I am looking for a better way to write this code, possibly similar to the method used in context manager based decorator syntax for a code block
Currently, for each new data frame or data frame view created, the shape is logged to track any logical errors resulting in missing data. It would be useful for any case where I am doing automated processing on data to identify where data disappears in the script if it does.
def process_data(frame):
shape = {}
shape['original'] = frame.shape
errors = frame[frame['SHIFT'].str.len() >2]
shape['errors'] = errors.shape
ok = frame[frame['SHIFT'].str.len() <3]
shape['ok'] = ok.shape
merge_list = [v for v in (errors,ok) if v is not None]

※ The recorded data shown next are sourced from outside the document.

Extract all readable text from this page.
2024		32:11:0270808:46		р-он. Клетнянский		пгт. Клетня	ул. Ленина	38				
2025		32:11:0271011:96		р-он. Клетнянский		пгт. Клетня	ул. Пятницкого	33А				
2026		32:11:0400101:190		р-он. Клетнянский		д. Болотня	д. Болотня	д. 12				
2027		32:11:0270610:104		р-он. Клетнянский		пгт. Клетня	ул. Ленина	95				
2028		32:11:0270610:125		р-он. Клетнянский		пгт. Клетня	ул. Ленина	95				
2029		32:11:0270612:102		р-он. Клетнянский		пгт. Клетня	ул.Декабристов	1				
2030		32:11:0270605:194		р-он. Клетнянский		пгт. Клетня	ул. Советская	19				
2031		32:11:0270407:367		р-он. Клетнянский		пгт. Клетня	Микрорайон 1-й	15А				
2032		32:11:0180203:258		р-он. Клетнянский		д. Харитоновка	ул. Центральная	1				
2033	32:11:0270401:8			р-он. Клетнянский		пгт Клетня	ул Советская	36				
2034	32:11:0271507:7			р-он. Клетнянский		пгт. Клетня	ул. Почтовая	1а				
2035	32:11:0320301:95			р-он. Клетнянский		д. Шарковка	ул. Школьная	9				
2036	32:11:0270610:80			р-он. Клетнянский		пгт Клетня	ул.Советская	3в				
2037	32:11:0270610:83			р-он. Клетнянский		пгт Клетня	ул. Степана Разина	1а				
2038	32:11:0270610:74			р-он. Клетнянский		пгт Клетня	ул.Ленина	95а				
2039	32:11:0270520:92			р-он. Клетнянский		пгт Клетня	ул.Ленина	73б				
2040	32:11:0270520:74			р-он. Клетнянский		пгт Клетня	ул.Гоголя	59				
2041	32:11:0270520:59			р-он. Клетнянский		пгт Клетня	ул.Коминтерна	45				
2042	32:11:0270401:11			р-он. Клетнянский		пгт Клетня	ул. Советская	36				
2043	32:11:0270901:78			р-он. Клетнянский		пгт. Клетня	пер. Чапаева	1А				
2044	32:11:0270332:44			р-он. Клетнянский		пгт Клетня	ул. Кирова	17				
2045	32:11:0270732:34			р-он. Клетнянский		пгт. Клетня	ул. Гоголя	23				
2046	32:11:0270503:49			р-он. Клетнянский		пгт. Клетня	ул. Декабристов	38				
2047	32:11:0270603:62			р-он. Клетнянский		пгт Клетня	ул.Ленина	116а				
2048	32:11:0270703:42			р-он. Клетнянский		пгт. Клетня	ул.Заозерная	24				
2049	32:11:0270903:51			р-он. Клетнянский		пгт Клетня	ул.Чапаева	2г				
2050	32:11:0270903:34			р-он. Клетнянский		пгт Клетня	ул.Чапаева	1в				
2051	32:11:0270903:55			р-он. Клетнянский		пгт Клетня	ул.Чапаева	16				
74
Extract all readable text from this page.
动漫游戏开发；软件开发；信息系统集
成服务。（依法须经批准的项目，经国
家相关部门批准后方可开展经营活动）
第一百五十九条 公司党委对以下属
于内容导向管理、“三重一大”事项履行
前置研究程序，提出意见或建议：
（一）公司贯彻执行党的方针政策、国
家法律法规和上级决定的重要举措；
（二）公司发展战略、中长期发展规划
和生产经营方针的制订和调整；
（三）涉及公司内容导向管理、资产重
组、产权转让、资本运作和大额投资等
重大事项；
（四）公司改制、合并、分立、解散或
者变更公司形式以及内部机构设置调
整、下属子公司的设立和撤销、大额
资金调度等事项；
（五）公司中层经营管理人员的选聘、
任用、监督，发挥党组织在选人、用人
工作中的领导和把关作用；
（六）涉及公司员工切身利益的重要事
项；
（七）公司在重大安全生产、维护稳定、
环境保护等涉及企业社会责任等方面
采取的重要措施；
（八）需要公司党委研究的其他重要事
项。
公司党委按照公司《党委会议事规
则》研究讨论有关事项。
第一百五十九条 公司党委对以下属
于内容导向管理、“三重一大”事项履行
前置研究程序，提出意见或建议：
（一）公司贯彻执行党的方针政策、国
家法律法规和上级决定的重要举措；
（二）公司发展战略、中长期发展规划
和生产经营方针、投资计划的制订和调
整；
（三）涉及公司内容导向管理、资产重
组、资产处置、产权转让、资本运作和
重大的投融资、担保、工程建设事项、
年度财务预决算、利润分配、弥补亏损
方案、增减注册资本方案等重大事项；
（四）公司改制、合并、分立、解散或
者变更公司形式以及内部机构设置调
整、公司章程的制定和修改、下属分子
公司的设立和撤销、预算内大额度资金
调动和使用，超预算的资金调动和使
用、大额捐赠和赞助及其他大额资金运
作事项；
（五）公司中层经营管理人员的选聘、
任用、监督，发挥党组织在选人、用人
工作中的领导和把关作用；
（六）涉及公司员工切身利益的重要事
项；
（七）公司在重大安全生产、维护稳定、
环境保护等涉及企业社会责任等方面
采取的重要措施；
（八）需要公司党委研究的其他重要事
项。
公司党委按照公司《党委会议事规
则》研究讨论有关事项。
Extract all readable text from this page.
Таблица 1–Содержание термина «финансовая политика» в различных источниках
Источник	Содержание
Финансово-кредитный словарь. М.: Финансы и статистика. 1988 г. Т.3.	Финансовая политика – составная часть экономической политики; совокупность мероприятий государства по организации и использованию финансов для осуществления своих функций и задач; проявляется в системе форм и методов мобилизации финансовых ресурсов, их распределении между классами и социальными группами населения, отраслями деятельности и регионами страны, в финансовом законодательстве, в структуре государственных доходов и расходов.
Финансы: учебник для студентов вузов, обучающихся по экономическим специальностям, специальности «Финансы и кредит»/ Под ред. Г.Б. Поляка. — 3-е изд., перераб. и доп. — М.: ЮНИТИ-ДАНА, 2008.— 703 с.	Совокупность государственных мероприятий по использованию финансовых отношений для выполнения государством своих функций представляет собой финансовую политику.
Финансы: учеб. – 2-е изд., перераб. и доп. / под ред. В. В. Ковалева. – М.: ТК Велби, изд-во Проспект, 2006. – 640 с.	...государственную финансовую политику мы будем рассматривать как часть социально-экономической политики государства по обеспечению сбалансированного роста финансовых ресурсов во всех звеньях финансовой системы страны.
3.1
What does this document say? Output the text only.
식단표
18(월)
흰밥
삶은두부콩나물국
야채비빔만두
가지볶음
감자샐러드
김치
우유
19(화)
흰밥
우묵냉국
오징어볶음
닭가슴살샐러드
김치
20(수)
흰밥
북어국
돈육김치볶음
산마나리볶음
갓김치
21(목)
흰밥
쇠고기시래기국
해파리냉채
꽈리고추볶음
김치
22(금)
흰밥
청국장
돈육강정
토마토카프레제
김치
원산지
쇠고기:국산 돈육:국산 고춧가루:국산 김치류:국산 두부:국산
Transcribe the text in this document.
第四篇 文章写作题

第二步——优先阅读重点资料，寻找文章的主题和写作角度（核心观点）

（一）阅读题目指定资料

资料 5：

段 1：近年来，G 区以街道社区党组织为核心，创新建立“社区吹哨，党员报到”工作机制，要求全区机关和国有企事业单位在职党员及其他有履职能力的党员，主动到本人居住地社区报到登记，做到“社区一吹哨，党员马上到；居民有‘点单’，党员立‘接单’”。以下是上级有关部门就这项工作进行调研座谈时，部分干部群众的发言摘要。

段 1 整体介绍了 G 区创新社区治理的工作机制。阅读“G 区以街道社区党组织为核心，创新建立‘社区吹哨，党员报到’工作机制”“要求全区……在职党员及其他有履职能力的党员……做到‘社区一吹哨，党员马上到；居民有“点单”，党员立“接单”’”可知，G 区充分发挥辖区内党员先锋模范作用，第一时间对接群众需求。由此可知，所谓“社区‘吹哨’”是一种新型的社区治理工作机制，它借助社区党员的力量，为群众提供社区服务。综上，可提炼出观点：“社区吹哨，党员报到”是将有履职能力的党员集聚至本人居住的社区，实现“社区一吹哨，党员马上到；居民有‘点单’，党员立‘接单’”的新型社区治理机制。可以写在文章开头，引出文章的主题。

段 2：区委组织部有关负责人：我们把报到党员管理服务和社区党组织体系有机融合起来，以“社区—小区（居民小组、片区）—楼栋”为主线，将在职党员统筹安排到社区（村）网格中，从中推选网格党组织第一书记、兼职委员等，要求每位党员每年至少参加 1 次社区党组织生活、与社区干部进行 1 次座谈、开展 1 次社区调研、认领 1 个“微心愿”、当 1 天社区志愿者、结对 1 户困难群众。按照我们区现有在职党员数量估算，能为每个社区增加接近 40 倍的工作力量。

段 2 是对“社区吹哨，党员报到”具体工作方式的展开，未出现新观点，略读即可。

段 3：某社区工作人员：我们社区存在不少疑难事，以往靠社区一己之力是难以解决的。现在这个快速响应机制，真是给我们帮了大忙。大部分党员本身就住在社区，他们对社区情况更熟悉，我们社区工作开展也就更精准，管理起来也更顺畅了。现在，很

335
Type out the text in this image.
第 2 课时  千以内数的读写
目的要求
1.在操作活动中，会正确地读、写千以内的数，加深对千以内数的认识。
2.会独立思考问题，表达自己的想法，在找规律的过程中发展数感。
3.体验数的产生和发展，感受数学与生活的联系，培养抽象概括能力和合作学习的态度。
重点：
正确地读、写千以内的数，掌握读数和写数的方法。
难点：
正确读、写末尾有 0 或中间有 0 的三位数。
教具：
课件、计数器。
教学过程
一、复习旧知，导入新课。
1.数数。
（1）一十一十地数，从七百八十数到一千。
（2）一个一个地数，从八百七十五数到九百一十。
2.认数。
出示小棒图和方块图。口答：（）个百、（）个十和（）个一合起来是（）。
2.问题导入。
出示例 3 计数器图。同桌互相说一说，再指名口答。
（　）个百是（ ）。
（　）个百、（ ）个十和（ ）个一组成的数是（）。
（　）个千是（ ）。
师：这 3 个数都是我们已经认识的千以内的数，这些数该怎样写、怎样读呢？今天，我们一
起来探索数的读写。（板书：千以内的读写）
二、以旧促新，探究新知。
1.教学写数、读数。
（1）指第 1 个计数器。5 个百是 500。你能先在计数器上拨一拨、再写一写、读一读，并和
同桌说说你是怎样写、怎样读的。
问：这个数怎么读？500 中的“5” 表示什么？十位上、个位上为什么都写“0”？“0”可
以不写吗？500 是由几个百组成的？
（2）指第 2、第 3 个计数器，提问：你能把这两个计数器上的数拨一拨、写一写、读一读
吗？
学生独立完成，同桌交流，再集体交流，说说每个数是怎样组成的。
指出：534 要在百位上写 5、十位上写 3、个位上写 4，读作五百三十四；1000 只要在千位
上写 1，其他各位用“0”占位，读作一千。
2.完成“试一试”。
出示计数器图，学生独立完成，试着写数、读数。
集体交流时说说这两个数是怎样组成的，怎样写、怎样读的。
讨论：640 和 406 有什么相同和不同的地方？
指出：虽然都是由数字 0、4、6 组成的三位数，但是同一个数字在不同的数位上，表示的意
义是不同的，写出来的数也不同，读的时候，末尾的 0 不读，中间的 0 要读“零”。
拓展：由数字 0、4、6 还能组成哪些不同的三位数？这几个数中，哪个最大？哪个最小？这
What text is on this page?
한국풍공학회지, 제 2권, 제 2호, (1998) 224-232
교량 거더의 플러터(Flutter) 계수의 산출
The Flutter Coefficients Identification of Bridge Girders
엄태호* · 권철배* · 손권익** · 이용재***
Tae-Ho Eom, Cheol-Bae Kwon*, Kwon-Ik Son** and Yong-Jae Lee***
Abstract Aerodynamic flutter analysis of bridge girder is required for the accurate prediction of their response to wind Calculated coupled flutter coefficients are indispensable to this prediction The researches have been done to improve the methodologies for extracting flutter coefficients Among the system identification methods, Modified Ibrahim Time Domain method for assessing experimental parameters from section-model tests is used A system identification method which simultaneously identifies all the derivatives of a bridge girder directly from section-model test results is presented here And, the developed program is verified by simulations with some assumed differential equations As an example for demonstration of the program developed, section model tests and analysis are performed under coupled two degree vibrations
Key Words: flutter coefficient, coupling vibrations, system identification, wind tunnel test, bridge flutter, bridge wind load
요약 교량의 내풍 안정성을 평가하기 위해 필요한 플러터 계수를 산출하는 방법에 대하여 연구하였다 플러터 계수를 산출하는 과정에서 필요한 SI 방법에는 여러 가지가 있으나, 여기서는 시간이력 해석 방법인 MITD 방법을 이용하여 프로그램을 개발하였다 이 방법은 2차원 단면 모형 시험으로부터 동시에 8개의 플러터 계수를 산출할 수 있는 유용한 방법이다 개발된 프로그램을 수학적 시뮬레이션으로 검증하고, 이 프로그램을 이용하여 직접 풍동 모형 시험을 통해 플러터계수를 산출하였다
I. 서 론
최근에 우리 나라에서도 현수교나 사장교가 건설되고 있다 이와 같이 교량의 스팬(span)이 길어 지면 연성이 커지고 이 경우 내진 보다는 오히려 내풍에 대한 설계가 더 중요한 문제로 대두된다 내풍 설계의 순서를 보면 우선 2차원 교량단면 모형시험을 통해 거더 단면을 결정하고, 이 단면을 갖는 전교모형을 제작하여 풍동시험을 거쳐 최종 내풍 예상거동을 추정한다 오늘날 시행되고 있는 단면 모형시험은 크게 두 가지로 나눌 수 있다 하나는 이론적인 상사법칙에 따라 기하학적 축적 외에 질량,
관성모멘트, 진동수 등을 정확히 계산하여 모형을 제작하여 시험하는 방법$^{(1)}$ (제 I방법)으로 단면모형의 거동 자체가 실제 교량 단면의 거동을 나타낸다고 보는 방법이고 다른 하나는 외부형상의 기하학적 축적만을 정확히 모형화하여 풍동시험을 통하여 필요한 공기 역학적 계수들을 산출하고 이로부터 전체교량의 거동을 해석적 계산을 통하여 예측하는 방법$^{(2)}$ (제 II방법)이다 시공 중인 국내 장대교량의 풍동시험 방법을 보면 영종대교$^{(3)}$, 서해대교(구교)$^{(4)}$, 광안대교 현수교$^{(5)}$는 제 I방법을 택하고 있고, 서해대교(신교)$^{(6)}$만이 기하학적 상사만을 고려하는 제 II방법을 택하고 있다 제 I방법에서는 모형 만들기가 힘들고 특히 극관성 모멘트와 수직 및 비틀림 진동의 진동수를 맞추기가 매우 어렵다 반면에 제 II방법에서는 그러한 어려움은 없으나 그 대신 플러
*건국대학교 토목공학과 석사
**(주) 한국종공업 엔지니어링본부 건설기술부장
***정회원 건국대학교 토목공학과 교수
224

healed = pd.concat(merge_list)
shape['healed'] = healed.shape
if shape['healed'][0] != shape['original'][0] or shape['healed'][1] != shape['original'][1]:
raise ValueError(f"Some data loss \n{shape}")
return healed
I would prefer to run a process with syntax similar to this.
def process_data(frame):
with shape_info:
frame = frame
errors = frame[frame['SHIFT'].str.len() >2]
ok = frame[frame['SHIFT'].str.len() <3]
merge_list = [v for v in (errors,ok) if v is not None]
healed = pd.concat(merge_list)
if shape_info.first()!=shape_info.last():
raise ValueError(f"Some data loss \n{shape_info}")
return healed
Is the context manager a good way to track this?